As I’m gathering up my lunch garbage, a little kid toddles up to my bench. Her mother calls to her, tells her to come back. She stops, swaying a bit on her l
egs, like she’s still getting used to them.
She looks at me, her eyes big and solemn, then takes a few wary steps in my direction and thrusts her fist out at me. She’s clutching something in it.
“Hey there,” I say to her. “What have you got?”
She uncurls her fingers one by one, until I can see it, lying flat on her fat little palm.
A feather, small and brown. From a sparrow.
40
“I heard from Dr. Becker today,” Dad says.

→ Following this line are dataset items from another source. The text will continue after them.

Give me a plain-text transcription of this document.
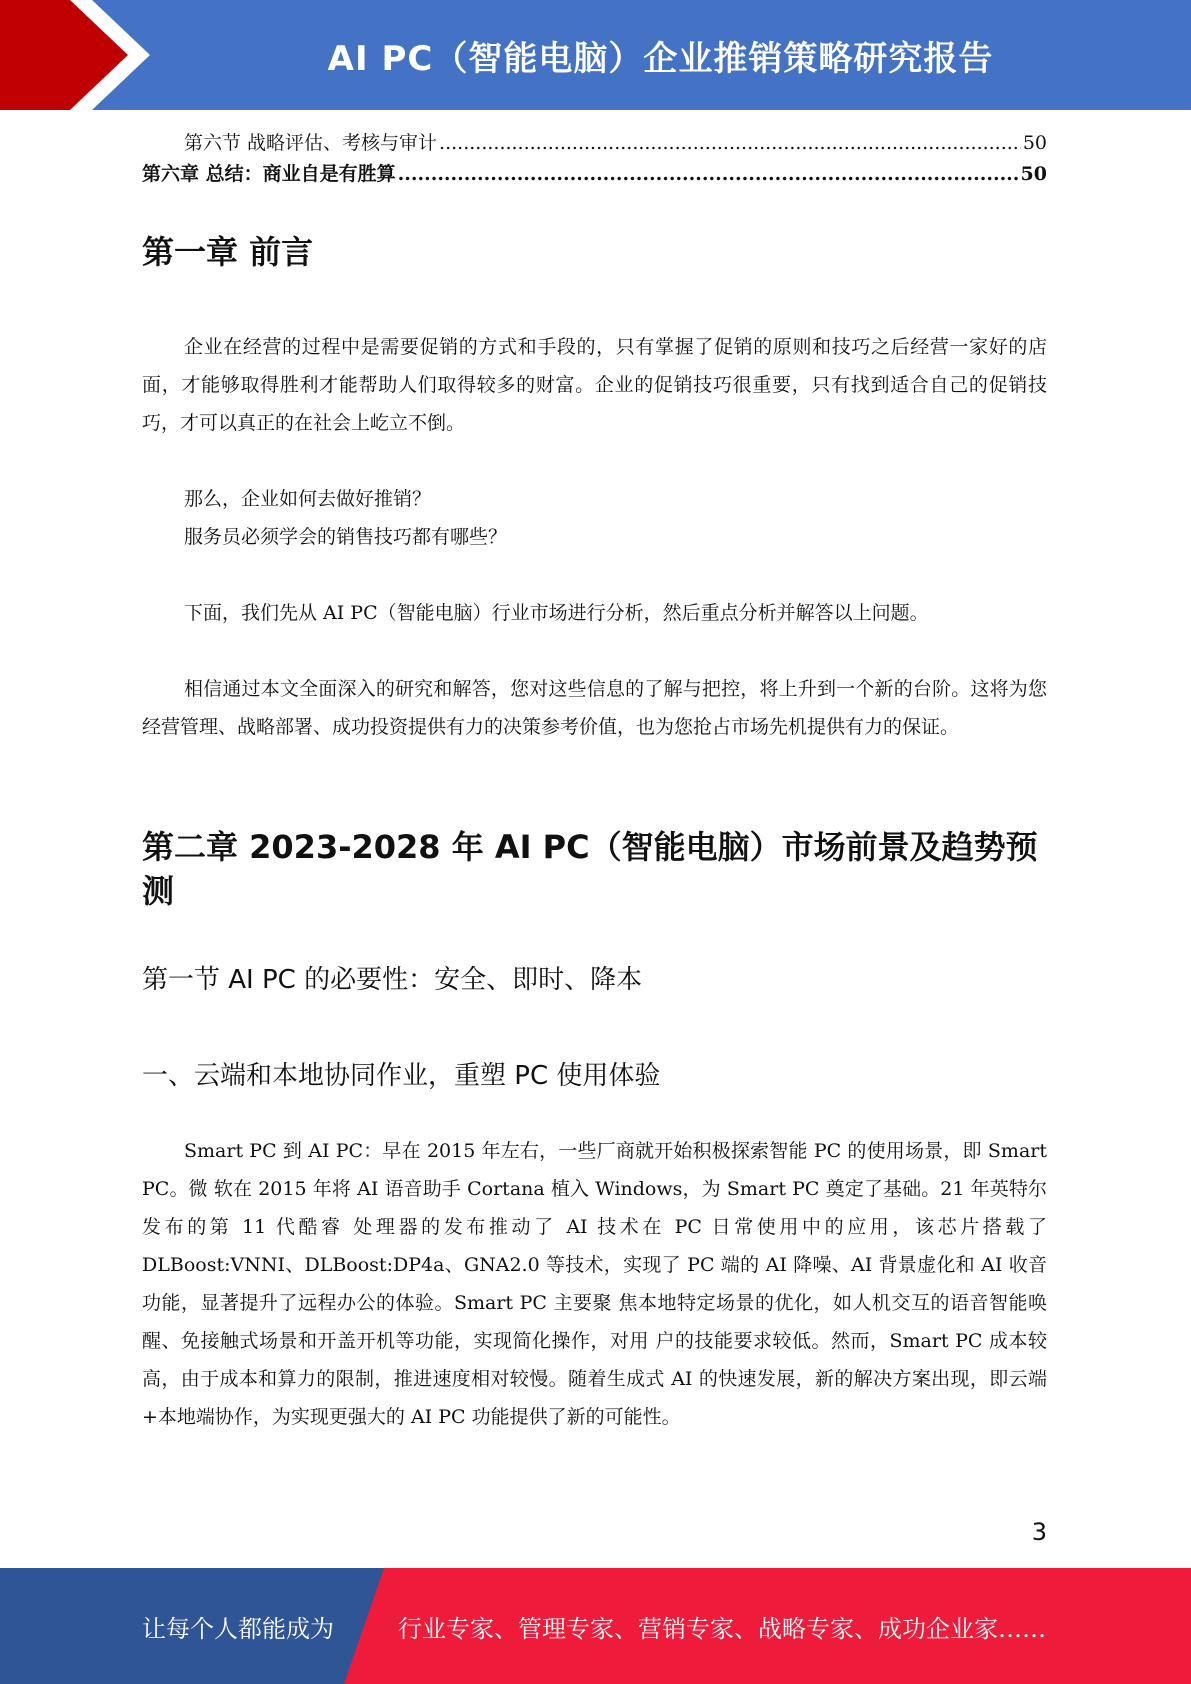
AI PC（智能电脑）企业推销策略研究报告
第六节 战略评估、考核与审计 .....	50
第六章 总结：商业自是有胜算 .....	50
第一章 前言

企业在经营的过程中是需要促销的方式和手段的，只有掌握了促销的原则和技巧之后经营一家好的店面，才能够取得胜利才能帮助人们取得较多的财富。企业的促销技巧很重要，只有找到适合自己的促销技巧，才可以真正的在社会上屹立不倒。

那么，企业如何去做好推销？

服务员必须学会的销售技巧都有哪些？

下面，我们先从 AI PC（智能电脑）行业市场进行分析，然后重点分析并解答以上问题。

相信通过本文全面深入的研究和解答，您对这些信息的了解与把控，将上升到一个新的台阶。这将为您经营管理、战略部署、成功投资提供有力的决策参考价值，也为您抢占市场先机提供有力的保证。

第二章 2023-2028 年 AI PC（智能电脑）市场前景及趋势预测
第一节 AI PC 的必要性：安全、即时、降本
一、云端和本地协同作业，重塑 PC 使用体验

Smart PC 到 AI PC：早在 2015 年左右，一些厂商就开始积极探索智能 PC 的使用场景，即 Smart PC。微 软在 2015 年将 AI 语音助手 Cortana 植入 Windows，为 Smart PC 奠定了基础。21 年英特尔发布的第 11 代酷睿 处理器的发布推动了 AI 技术在 PC 日常使用中的应用，该芯片搭载了 DLBoost:VNNI、DLBoost:DP4a、GNA2.0 等技术，实现了 PC 端的 AI 降噪、AI 背景虚化和 AI 收音功能，显著提升了远程办公的体验。Smart PC 主要聚 焦本地特定场景的优化，如人机交互的语音智能唤醒、免接触式场景和开盖开机等功能，实现简化操作，对用 户的技能要求较低。然而，Smart PC 成本较高，由于成本和算力的限制，推进速度相对较慢。随着生成式 AI 的快速发展，新的解决方案出现，即云端+本地端协作，为实现更强大的 AI PC 功能提供了新的可能性。

3
让每个人都能成为	行业专家、管理专家、营销专家、战略专家、成功企业家……
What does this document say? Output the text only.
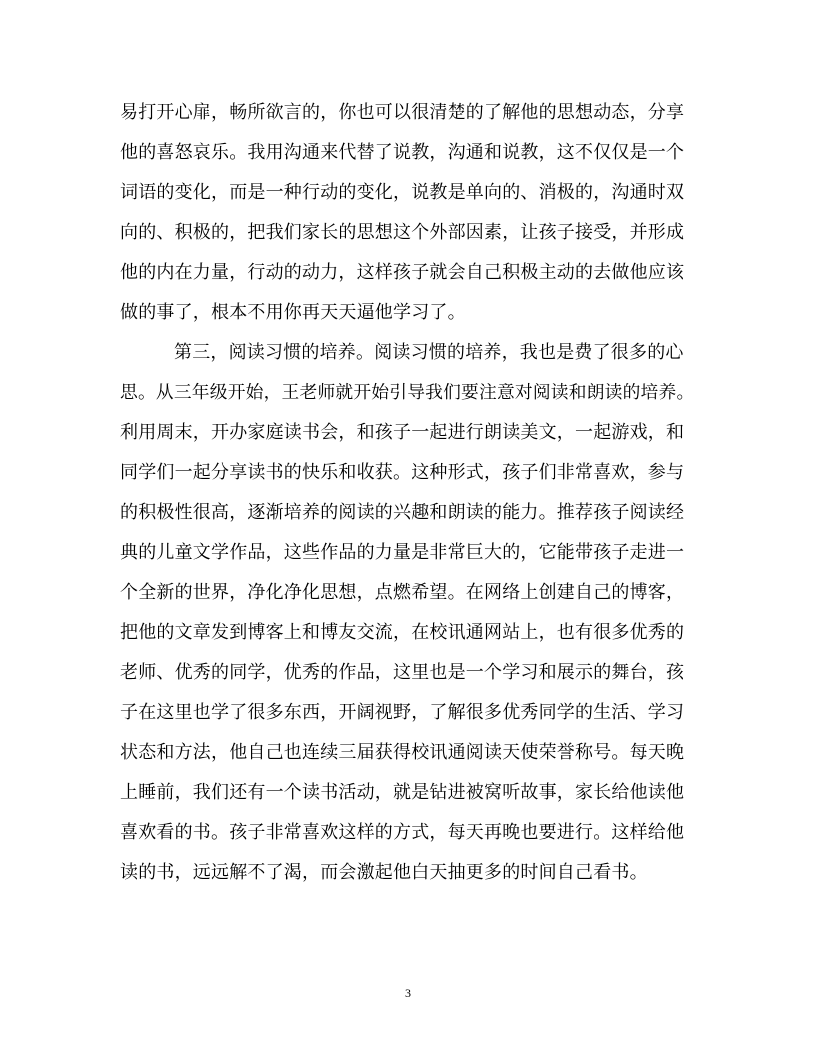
易打开心扉，畅所欲言的，你也可以很清楚的了解他的思想动态，分享
他的喜怒哀乐。我用沟通来代替了说教，沟通和说教，这不仅仅是一个
词语的变化，而是一种行动的变化，说教是单向的、消极的，沟通时双
向的、积极的，把我们家长的思想这个外部因素，让孩子接受，并形成
他的内在力量，行动的动力，这样孩子就会自己积极主动的去做他应该
做的事了，根本不用你再天天逼他学习了。
第三，阅读习惯的培养。阅读习惯的培养，我也是费了很多的心
思。从三年级开始，王老师就开始引导我们要注意对阅读和朗读的培养。
利用周末，开办家庭读书会，和孩子一起进行朗读美文，一起游戏，和
同学们一起分享读书的快乐和收获。这种形式，孩子们非常喜欢，参与
的积极性很高，逐渐培养的阅读的兴趣和朗读的能力。推荐孩子阅读经
典的儿童文学作品，这些作品的力量是非常巨大的，它能带孩子走进一
个全新的世界，净化净化思想，点燃希望。在网络上创建自己的博客，
把他的文章发到博客上和博友交流，在校讯通网站上，也有很多优秀的
老师、优秀的同学，优秀的作品，这里也是一个学习和展示的舞台，孩
子在这里也学了很多东西，开阔视野，了解很多优秀同学的生活、学习
状态和方法，他自己也连续三届获得校讯通阅读天使荣誉称号。每天晚
上睡前，我们还有一个读书活动，就是钻进被窝听故事，家长给他读他
喜欢看的书。孩子非常喜欢这样的方式，每天再晚也要进行。这样给他
读的书，远远解不了渴，而会激起他白天抽更多的时间自己看书。
3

I stop what I’m doing, which is Photoshopping a nose ring onto Beethoven, and look up.
“What did he say?”
“That your mother’s doing a bit better. She’s tolerating the new drugs. She’s eating and she’s participating in group therapy.”
“Did he say if we can talk to her yet?”
“He said give it another day or two.”
“Okay,” I say agreeably.
Sure. Why not? In fact, I’ll give it two—Saturday and Sunday. But on Monday I’ll be at the hospital. And then Dr. Becker will need every security guard in the place to keep me from talking to her.
“How are you doing on your outline, Andi?” he asks. “Are you making progress?”
“Yeah, I am. I’ve got a first draft. It still needs work, but it’s a start. And I’ve got a good chunk of the intro,” I say, smiling.
“That’s great,” he says, smiling back.
“Yeah,” I say. “How’s the testing going?”
“Quite well, actually. We’re hoping for results by Monday.”